Six Things You Should Know About Yemen’s Deepening Humanitarian Crisis

Local Editor

1.    Yemen is facing the world's largest, most complex humanitarian crisis. The Middle East's most impoverished country has been devastated by a deadlocked civil war. Social services are barely functional. The economy is in ruins. Today, 11 million children in Yemen — more than the entire population of Switzerland — are in urgent need of humanitarian aid.

2.    A blockade in the Red Sea port city of Hodeida has jeopardized the delivery of urgently needed humanitarian assistance. Without food imports, famine will engulf the nation. Without fuel imports, critical for water pumping, people's access to safe drinking water will shrink further, leading to even more cases of acute watery diarrhea and cholera, both of which can be deadly for small children. In late June, more than 50 tons of UNICEF medical supplies reached Hodeida from Djibouti, but they will only last so long.

3.    Bitter fighting between Houthis and Saudi-led coalition forces has destroyed Yemen's infrastructure. Since 2015, more than half of the nation's health facilities have shut down and 1,500 schools have been damaged due to air strikes and shelling. Remaining schools have been turned into shelters or commandeered by armed groups.

4.     An estimated 8.4 million Yemenis are believed to be on the verge of starvation. Mothers are desperate to feed their children. Supplies of basic commodities including wheat flour, vegetable oil and cooking gas are dwindling. Prices in Hodeida have soared by 30 to 50 per cent in the past week alone.

5.    UNICEF is on the ground in Aden, Sana'a, Ibb, Hodeida and Saada with a team of more than 250 staff, most of them Yemenis working hard to provide nutrition, health care and other vital services to children.

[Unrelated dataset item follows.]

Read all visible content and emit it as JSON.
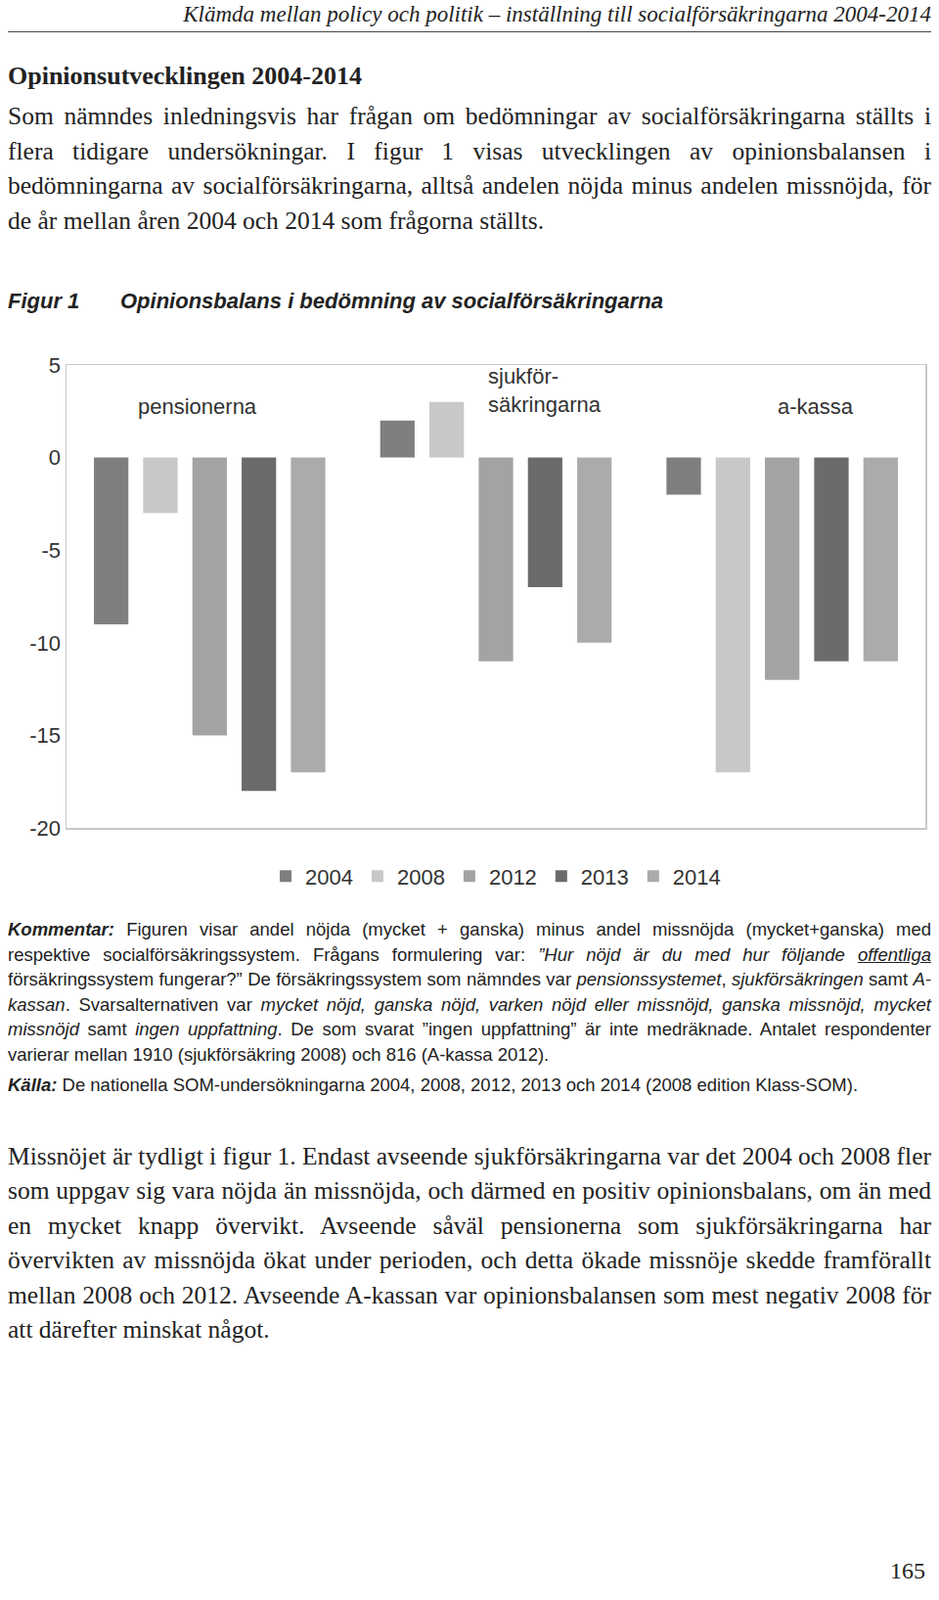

So far this year, working with our nonprofit and government partners, UNICEF has provided around 9 million people with emergency cash assistance through a joint initiative with the World Bank Group, provided 4.6 million people with safe water through the rehabilitation of public water systems, treated nearly 800,000 children under the age of five suffering from severe malnutrition and offered primary health care to nearly half a million Yemeni children.

6.     Peace is the only way forward. "I have just come from Aden and Sana’a, and I saw what three years of intense war after decades of underdevelopment and chronic global indifference can do to children. Taken out of school, forced to fight, married off, hungry, dying from preventable diseases," says UNICEF Executive Director Henrietta H. Fore (above left). "Parties to the conflict and those who have influence over them should rally behind diplomatic efforts to prevent a further worsening of the situation across the country and to resume peace negotiations. We are committed to doing all we can to help the children and young people of Yemen but there should be a political solution to the conflict. We all need to give peace a chance."